After debating pension impact, District 211 board approves 2-year teachers contract
Exactly four weeks after the teachers union in Palatine-Schaumburg High School District 211 authorized a strike, the school board Thursday voted 5-2 to approve a new two-year contract.
Half the length of the expiring contract, the new one taking effect July 1 grants base salary increases of 3% for both affected school years.
The contract also grants an increase from 3% to 6% in the threshold of final pre-retirement earning limitations, aligning with state legislation, district officials said.
The new agreement further calls for increased health care premiums for the teachers.
But it was the change in the pension aspect that sparked the most debate among board members before the vote.
Board members Pete Dombrowski and Mark Cramer voted against the contract after making separate statements supporting competitive wages but criticizing the impact of pension changes.
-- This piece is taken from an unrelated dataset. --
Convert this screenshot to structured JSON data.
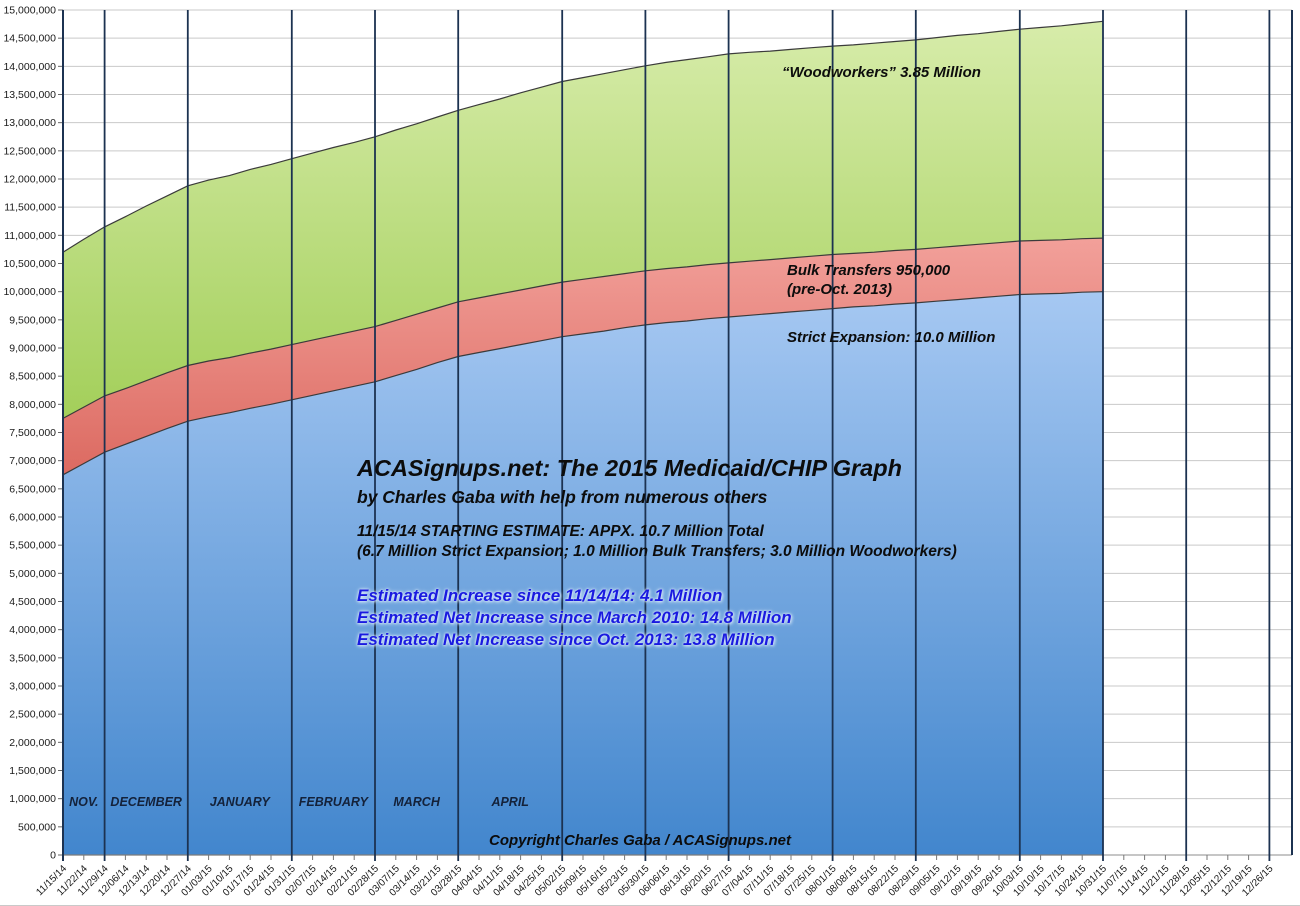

Fellow board member Kim Cavill said she agreed with a number of their criticisms but thought those problems were better addressed by state officials than individual school boards.
Cramer responded that he believes the contract decisions of individual school boards contribute to the statewide pension problems he sees.
Board President Anna Klimkowicz said the union's threat of a strike didn't sit well with her and noted that keeping students in school should be the top priority of all concerned.
"This contract is not ideal ,.. but going forward, it's workable," Klimkowicz said.
According to the State Board of Education's Illinois Report Card data, the average annual salary of a District 211 teacher in 2021 was $108,794.
That average was $70,653 statewide. But it was $108,319 in Stevenson High School District 125, $120,436 in Maine Township High School District 207, and $113,278 in Northwest Suburban High School District 214.
District 211 teachers union members voted March 31 to authorize a strike if they didn't have a new contract by July 1.
Shortly afterward, Local 1211 President Anita Lee said teachers had no wish to strike but that their vote had been based on what they saw as a significant difference between the two sides' positions after six months of negotiations.
The current four-year contract expiring on June 30 was approved in January 2019 and was retroactive to the previous fall. Under its terms, teachers received base salary increases of 2% for the first two years and increases equal to the rate of inflation up to 1.75% in the third year and up to 1.5% in the fourth.